Eastern Health apologizes
The day after Lamb went to emergency, she called Eastern Health to tell the health authority about how she was treated.
After leaving a couple of messages, a few days later, someone did contact her.
"They wished they could help me more, but, because I wasn't in the greater metro area, there wasn't much they could do. There's nobody out here to help us."
In an email sent to CBC, Eastern Health said Clarenville has a community mental-health and addictions team, and it sees people based on the level of urgency, but it is not classified as an emergency service. The health authority said the [Dr. G.B. Cross] hospital has a psychiatrist on call, and the triage staff is trained in screening for mental-health concerns.
Meanwhile, the Association of Psychology in Newfoundland and Labrador has reacted to Lamb's story.
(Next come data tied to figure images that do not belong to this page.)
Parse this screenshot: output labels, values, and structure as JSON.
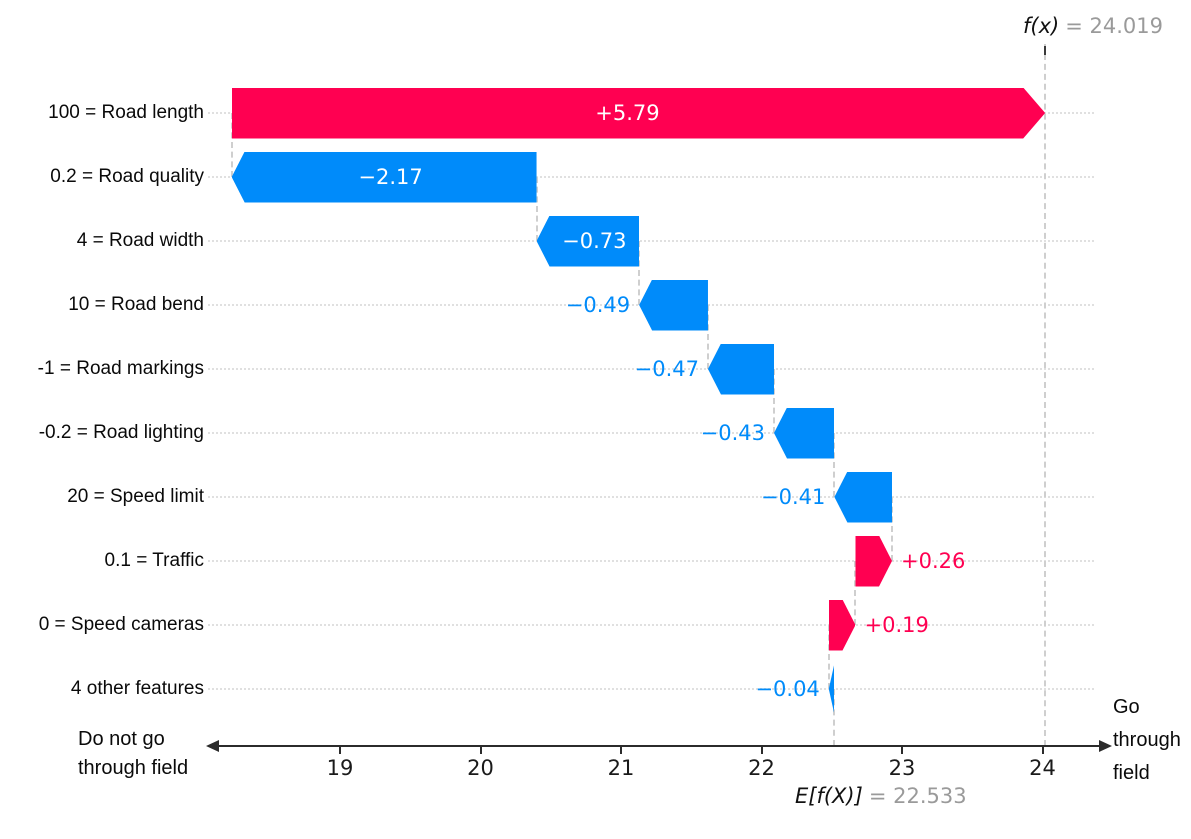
{
  "chart_data": {
    "type": "bar",
    "subtype": "shap-waterfall",
    "title": "",
    "xlabel": "",
    "ylabel": "",
    "grid": "dotted-horizontal",
    "legend": "none",
    "xlim": [
      18.1,
      24.45
    ],
    "x_ticks": [
      19,
      20,
      21,
      22,
      23,
      24
    ],
    "fx": {
      "label": "f(x)",
      "value": 24.019,
      "value_text": "= 24.019"
    },
    "ef": {
      "label": "E[f(X)]",
      "value": 22.533,
      "value_text": "= 22.533"
    },
    "features": [
      {
        "label": "100 = Road length",
        "value": 5.79,
        "display": "+5.79"
      },
      {
        "label": "0.2 = Road quality",
        "value": -2.17,
        "display": "−2.17"
      },
      {
        "label": "4 = Road width",
        "value": -0.73,
        "display": "−0.73"
      },
      {
        "label": "10 = Road bend",
        "value": -0.49,
        "display": "−0.49"
      },
      {
        "label": "-1 = Road markings",
        "value": -0.47,
        "display": "−0.47"
      },
      {
        "label": "-0.2 = Road lighting",
        "value": -0.43,
        "display": "−0.43"
      },
      {
        "label": "20 = Speed limit",
        "value": -0.41,
        "display": "−0.41"
      },
      {
        "label": "0.1 = Traffic",
        "value": 0.26,
        "display": "+0.26"
      },
      {
        "label": "0 = Speed cameras",
        "value": 0.19,
        "display": "+0.19"
      },
      {
        "label": "4 other features",
        "value": -0.04,
        "display": "−0.04"
      }
    ],
    "axis_direction_labels": {
      "left_lines": [
        "Do not go",
        "through field"
      ],
      "right_lines": [
        "Go",
        "through",
        "field"
      ]
    },
    "colors": {
      "positive": "#ff0051",
      "negative": "#008bfa",
      "annotation_gray": "#9a9a9a",
      "axis": "#2b2b2b"
    }
  }
}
In a release sent to CBC on Wednesday, president Dayle Denney said members felt "disappointment and concern that the individual in question was unable to receive the psychological and medical care she urgently needed to treat her eating disorder."
Denney added the "incident is evidence of the challenge Newfoundlanders and Labradorians face in accessing psychological care."
The association said there is currently one psychologist for every 2,000 people in the province.
Psychologist Michelle Neary of the Memorial University Counselling Centre said that Lamb's experience speaks to the need for more education and awareness, not only for health-care providers.
"And that could be fitness consultants, it could be teachers in the school system, it could be health professionals," said Neary.
"I think it's really important for all of us to have a good understanding of what eating disorders are like and how eating disorders can present, and the kinds of challenges that they really face in terms of being able to address their issues."
Neary said studies show that three per cent of women will experience an eating disorder at some point in their lives. She added that it is one of the most difficult illnesses to treat effectively.
Lamb is a massage therapist, but has been on leave for four years. She has vowed that she will never return to the hospital in Clarenville, and will instead take the two-hour drive to St. John's to seek medical assistance.